Businesses are recognising the value of quality copy in their customer experiences and nowadays have dedicated teams handling User Experience (UX) writing. UX designers still need to be able to write too – microcopy is a critical part of any digital experience design – but a couple of years ago I found myself doing more extended UX writing in the redesign of experience artefacts when collecting product reviews via an email.
I’d never written for UX at the scale needed for this job and was hoping to find some guidance on the web. Innumerable articles give guidelines and tips for UX writing, discuss the rise of UX writing and describe what it is. However, there’s still a lack of practical advice on how to generate good copy for your user journeys.
Here’s a simple design approach to UX writing I developed which proved to be effective in several ways on a previous project.
The key feature of the approach is to begin by defining the context and overall goals for the copy and the experience of which it forms a critical part, to frame your creative process.
Make a table exploring what the user might be thinking, feeling and doing at the time they receive or notice the review request email – the context into which your experience design will land. My one looked like this:
The target audience for this experience was the general public so the user context is quite broad. Add any relevant content from personas or your user segmentation here to make it more specific to your users’ context.
More than 70% of consumers read product reviews when considering a purchase. There is a clear user need to read genuine and reliable product reviews before committing to buy. Consumers may feel less of a pressing need to expend time and effort creating reviews, but knowing that your opinion is valued and useful to others is a basic human need. This is what we appealed to when we asked them to create a review.

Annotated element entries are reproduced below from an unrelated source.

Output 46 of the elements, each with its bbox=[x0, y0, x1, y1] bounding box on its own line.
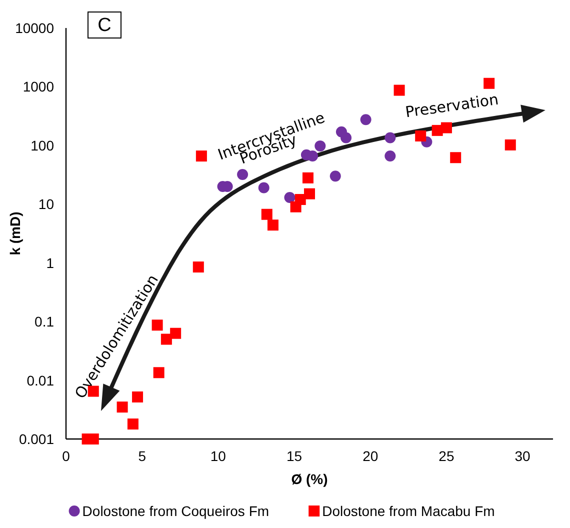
point bbox=[484, 78, 495, 89]
x-tick-label: 20 bbox=[362, 448, 378, 464]
point bbox=[302, 172, 314, 184]
point bbox=[284, 192, 296, 203]
x-tick-label: 30 bbox=[514, 448, 531, 464]
point bbox=[415, 130, 426, 142]
x-tick-label: 25 bbox=[438, 448, 454, 464]
point bbox=[340, 132, 352, 144]
point bbox=[261, 208, 272, 220]
point bbox=[267, 220, 278, 231]
y-tick-label: 10000 bbox=[15, 20, 54, 36]
point bbox=[290, 201, 302, 212]
chart-title: C bbox=[98, 15, 112, 36]
y-tick-label: 100 bbox=[30, 137, 54, 154]
point bbox=[116, 402, 128, 413]
y-tick-label: 1000 bbox=[22, 78, 54, 95]
point bbox=[160, 334, 172, 345]
point bbox=[394, 84, 405, 96]
y-tick-label: 0.1 bbox=[34, 314, 54, 330]
point bbox=[237, 168, 248, 180]
y-axis-title: k (mD) bbox=[7, 212, 23, 256]
y-tick-label: 0.01 bbox=[26, 372, 54, 388]
point bbox=[304, 188, 315, 200]
point bbox=[258, 182, 270, 194]
x-axis-title: Ø (%) bbox=[291, 471, 328, 487]
point bbox=[196, 150, 207, 162]
point bbox=[440, 122, 452, 134]
point bbox=[384, 150, 396, 162]
y-tick-label: 1 bbox=[46, 254, 54, 271]
x-tick-label: 10 bbox=[210, 448, 226, 464]
x-tick-label: 5 bbox=[138, 448, 146, 464]
legend-label: Dolostone from Macabu Fm bbox=[322, 503, 495, 519]
x-tick-label: 15 bbox=[286, 448, 302, 464]
y-tick-label: 0.001 bbox=[18, 431, 54, 447]
y-tick-label: 10 bbox=[38, 196, 54, 212]
annotation: Preservation bbox=[404, 90, 500, 122]
point bbox=[127, 418, 138, 430]
point bbox=[192, 262, 204, 272]
point bbox=[504, 139, 516, 150]
x-tick-label: 0 bbox=[62, 448, 70, 464]
point bbox=[330, 170, 341, 182]
point bbox=[384, 132, 396, 144]
point bbox=[170, 328, 182, 339]
point bbox=[450, 152, 462, 164]
legend-label: Dolostone from Coqueiros Fm bbox=[82, 503, 270, 519]
point bbox=[360, 114, 372, 126]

Your brand will want to affect the user in a particular way with the experience design. It’s worth outlining the effect you want to have and how you want your brand to be perceived. This will help you evaluate whether your copy is having the desired emotional effect.
The main goal of the end-to-end experience should be straightforward, but for the experience, I was working on, there were many secondary goals that supported the main goal, giving the user the right information and peace of mind to be comfortable with clicking the Call To Action (CTA) in the email.
With the background now in place, we can focus on centre-stage. Mapping out the User Journey is critical here. Once you have identified the stages in the User Journey, you can place your content blocks within it and design your copy in the context of the whole journey. Each content block is effectively a decision point for users – influencing whether to proceed or not. Therefore, each content block merits careful consideration of context, goals and its place within the journey to make the copy as effective as possible at each stage in the journey.
Layout a matrix like the one below with rows for Experience Goals; Brand Goals; Brand Voice and User Voice. Next, label the columns with each stage in the User Journey.
Now you can describe the Experience Goals and Brand Goals for each stage of the User Journey to frame the copy you will write for each stage in the Brand Voice row. Inferred user responses to what you’ve written go in the User Voice row.
Here’s the example from the project I was working on:
Having the whole journey laid out like this, outside the design files, makes generating good copy quick and easy and ensures consistency and coherence throughout.
Reviewing it with stakeholders is straightforward since the rationale for the copy is visible alongside. The Brand Goals can be re-used as metrics in qualitative testing prior to going live. The Experience Goals can be re-used as metrics when the copy goes live in an A/B test context, once you’ve developed a hypothesis and targets.